Mastering Persistence: Laravel Sanctum and the Remember Me Pattern

Standard session-based authentication protects users through brevity. By default, Laravel expires session cookies after two hours of inactivity. This prevents a forgotten browser tab from becoming a permanent gateway to private data. However, modern user experience often demands persistence. We solve this by implementing the "Remember Me" pattern and transitioning to token-based security for decoupled environments.

Implementing Remember Me

Laravel simplifies long-term sessions via the attempt method. By passing a boolean as the second argument, you instruct the framework to issue a "recalling" cookie that outlives the standard session.

public function login(Request $request) {
    $credentials = $request->only('email', 'password');
    $remember = $request->filled('remember');

    if (Auth::attempt($credentials, $remember)) {
        return redirect()->intended('dashboard');
    }
}

Under the hood, Laravel generates a unique string, stores a hashed version in your users table's remember_token column, and sends an encrypted cookie to the browser.
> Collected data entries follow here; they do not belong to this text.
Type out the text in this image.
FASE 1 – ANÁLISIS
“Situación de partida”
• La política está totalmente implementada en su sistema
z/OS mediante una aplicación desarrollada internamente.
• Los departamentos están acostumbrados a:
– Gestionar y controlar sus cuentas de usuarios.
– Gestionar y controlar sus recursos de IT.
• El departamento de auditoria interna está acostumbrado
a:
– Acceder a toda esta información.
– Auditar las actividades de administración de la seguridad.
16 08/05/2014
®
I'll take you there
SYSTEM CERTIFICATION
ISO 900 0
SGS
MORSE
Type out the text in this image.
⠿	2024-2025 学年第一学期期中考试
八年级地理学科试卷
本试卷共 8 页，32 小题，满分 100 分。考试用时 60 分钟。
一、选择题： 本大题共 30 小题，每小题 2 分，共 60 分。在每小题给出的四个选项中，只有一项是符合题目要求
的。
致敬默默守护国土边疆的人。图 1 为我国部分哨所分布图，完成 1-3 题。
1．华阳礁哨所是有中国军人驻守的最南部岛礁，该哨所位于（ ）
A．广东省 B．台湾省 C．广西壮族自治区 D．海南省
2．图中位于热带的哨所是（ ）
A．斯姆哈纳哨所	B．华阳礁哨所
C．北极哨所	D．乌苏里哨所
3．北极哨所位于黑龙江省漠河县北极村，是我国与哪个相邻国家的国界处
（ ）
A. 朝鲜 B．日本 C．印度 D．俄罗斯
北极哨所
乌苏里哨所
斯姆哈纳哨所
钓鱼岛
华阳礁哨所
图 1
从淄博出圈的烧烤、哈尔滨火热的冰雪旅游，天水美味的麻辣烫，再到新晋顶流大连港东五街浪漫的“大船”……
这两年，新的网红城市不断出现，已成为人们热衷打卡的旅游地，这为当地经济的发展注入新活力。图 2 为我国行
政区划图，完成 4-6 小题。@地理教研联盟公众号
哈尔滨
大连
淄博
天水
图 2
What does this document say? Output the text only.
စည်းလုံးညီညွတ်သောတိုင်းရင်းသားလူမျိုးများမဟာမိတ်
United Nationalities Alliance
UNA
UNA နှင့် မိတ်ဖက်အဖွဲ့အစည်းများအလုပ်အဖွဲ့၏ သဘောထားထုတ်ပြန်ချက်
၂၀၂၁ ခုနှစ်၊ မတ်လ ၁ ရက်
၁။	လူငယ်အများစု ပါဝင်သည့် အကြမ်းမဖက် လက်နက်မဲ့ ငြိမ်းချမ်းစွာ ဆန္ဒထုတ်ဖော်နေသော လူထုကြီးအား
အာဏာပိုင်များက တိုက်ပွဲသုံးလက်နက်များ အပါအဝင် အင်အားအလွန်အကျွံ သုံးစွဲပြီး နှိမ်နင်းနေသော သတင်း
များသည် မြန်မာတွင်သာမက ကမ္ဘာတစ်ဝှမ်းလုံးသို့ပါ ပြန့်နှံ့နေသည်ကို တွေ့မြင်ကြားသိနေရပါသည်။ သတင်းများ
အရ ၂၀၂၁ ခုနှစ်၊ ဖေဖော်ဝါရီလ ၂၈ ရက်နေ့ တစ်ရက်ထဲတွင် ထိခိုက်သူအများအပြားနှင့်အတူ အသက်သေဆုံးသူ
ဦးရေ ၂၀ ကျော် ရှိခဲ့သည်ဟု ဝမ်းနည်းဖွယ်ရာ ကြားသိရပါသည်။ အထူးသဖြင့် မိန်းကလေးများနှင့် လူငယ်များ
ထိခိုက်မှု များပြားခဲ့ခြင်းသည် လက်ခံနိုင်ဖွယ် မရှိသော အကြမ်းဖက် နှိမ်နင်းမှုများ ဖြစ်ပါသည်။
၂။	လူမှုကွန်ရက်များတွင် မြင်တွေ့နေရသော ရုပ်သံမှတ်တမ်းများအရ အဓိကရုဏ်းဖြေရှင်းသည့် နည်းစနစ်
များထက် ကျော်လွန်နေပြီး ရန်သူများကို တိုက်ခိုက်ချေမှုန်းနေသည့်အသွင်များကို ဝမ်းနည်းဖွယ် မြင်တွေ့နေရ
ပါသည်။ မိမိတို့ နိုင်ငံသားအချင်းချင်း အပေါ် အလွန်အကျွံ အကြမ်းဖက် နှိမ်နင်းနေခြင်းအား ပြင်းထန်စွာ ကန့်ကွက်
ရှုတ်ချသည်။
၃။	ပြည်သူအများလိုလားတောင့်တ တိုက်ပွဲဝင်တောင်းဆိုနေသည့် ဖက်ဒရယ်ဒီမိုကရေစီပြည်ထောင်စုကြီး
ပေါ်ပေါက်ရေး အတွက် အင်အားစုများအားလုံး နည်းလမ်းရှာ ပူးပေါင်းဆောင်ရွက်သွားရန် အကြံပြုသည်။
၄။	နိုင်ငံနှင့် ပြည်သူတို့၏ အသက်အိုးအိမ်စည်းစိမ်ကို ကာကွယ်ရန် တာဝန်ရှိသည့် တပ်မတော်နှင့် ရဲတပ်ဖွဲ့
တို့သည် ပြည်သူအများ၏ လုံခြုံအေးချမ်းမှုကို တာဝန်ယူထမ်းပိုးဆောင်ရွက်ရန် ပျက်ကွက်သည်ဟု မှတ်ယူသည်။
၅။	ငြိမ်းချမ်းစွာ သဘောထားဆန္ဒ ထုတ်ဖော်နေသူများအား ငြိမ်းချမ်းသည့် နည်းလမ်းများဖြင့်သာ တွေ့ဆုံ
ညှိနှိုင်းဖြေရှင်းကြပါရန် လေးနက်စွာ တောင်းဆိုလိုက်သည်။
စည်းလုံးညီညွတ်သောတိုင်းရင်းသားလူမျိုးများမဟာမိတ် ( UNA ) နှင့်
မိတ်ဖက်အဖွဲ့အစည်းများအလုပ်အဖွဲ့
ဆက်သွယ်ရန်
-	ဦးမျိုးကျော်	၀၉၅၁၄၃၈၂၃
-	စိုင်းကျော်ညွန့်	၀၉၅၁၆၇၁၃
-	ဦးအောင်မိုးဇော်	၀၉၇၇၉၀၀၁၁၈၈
If the session expires, the framework automatically re-authenticates the user using this token.

Token-Based Auth with Sanctum

Mobile apps and SPAs require a stateless approach. Laravel Sanctum serves as the industry standard here. It issues a plain-text token upon login that the client must store and include in every subsequent request header.

To issue a token, verify the user's credentials manually using the Hash::check facade, then invoke createToken on the user model:

$user = User::where('email', $request->email)->first();

if ($user && Hash::check($request->password, $user->password)) {
    return ['token' => $user->createToken('api-token')->plainTextToken];
}

Guarding API Routes

Protecting these endpoints requires the auth:sanctum middleware in your api.php file. This tells Laravel to ignore traditional sessions and instead look for a Bearer token in the Authorization header. When a user logs out, calling $user->currentAccessToken()->delete() instantly invalidates that specific token in the database, ensuring immediate revocation across all devices.